Dropbox started out as a way to seamlessly sync files between computers and have them stored online for safe keeping. The simplicity of its goal and the app itself turned Dropbox into a success, despite a huge number of competitors springing recently.
But cloud storage can only carry you so far, especially with the myriad of competitors, so Dropbox started to add more features.
The first big one was automatic photo uploads, introduced last year, which made it easy to get your photos out of your phone and camera and place them online where they can be easily shared.
But Dropbox is looking beyond
that. It's getting ready to launch a number of features that put the focus squarely on content and push Dropbox beyond just being "dumb" storage.
Users will be able to preview PDF and other common document files without opening them in a new app, for example. You won't be able to edit files, but it's a start and it should be very useful when you're trying to find out if that is the file you need before downloading it.
This only works for Microsoft Office documents, PDF files and PowerPoint presentations for now and it's coming over the next few months.
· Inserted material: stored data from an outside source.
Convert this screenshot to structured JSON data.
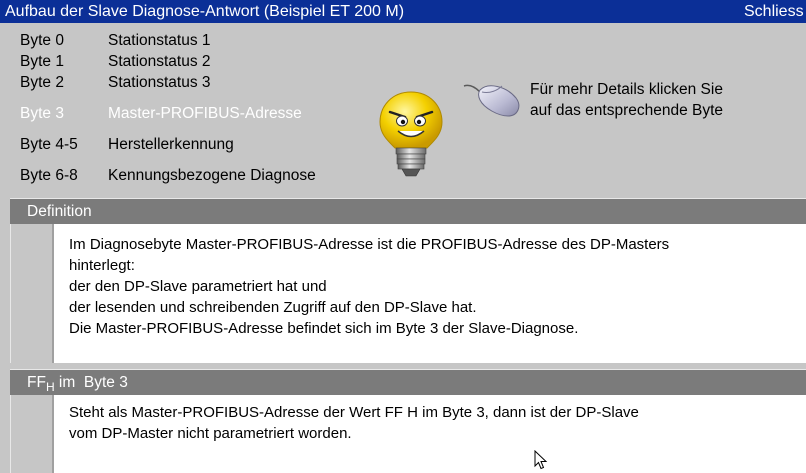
{
  "window": {
    "title": "Aufbau der Slave Diagnose-Antwort (Beispiel ET 200 M)",
    "close_label": "Schliess"
  },
  "bytes": [
    {
      "label": "Byte 0",
      "desc": "Stationstatus 1",
      "active": false
    },
    {
      "label": "Byte 1",
      "desc": "Stationstatus 2",
      "active": false
    },
    {
      "label": "Byte 2",
      "desc": "Stationstatus 3",
      "active": false
    },
    {
      "label": "Byte 3",
      "desc": "Master-PROFIBUS-Adresse",
      "active": true
    },
    {
      "label": "Byte 4-5",
      "desc": "Herstellerkennung",
      "active": false
    },
    {
      "label": "Byte 6-8",
      "desc": "Kennungsbezogene Diagnose",
      "active": false
    }
  ],
  "hint": {
    "line1": "Für mehr Details klicken Sie",
    "line2": "auf das entsprechende Byte"
  },
  "definition": {
    "heading": "Definition",
    "lines": [
      "Im Diagnosebyte Master-PROFIBUS-Adresse ist die PROFIBUS-Adresse des DP-Masters",
      "hinterlegt:",
      " der den DP-Slave parametriert hat und",
      " der lesenden und schreibenden Zugriff auf den DP-Slave hat.",
      "Die Master-PROFIBUS-Adresse befindet sich im Byte 3 der Slave-Diagnose."
    ]
  },
  "ffh": {
    "heading_main": "FF",
    "heading_sub": "H",
    "heading_rest": " im  Byte 3",
    "lines": [
      "Steht als Master-PROFIBUS-Adresse der Wert FF H im Byte 3, dann ist der DP-Slave",
      "vom DP-Master nicht parametriert worden."
    ]
  },
  "colors": {
    "titlebar": "#0b2f97",
    "background": "#c6c6c6",
    "panel_header": "#7b7b7b",
    "active_text": "#ffffff"
  },
  "icons": {
    "bulb": "lightbulb-face-icon",
    "mouse": "mouse-icon",
    "cursor": "mouse-pointer-icon"
  }
}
Dropbox is also changing the way photos are treated. The app no longer sees them as simple files, you can still move, export or delete them like any other file, but you can also group them in photo albums.
Photos added to an album stay associated with that album no matter where they're stored or if you move them to another folder. This makes it easier to keep track of groups of photos, but also a lot easier to share several photos at a time.
This feature already works in the Android app, but it's coming to the rest of Dropbox soon. There are other features in the works, Dropbox says, with the same clear focus on content.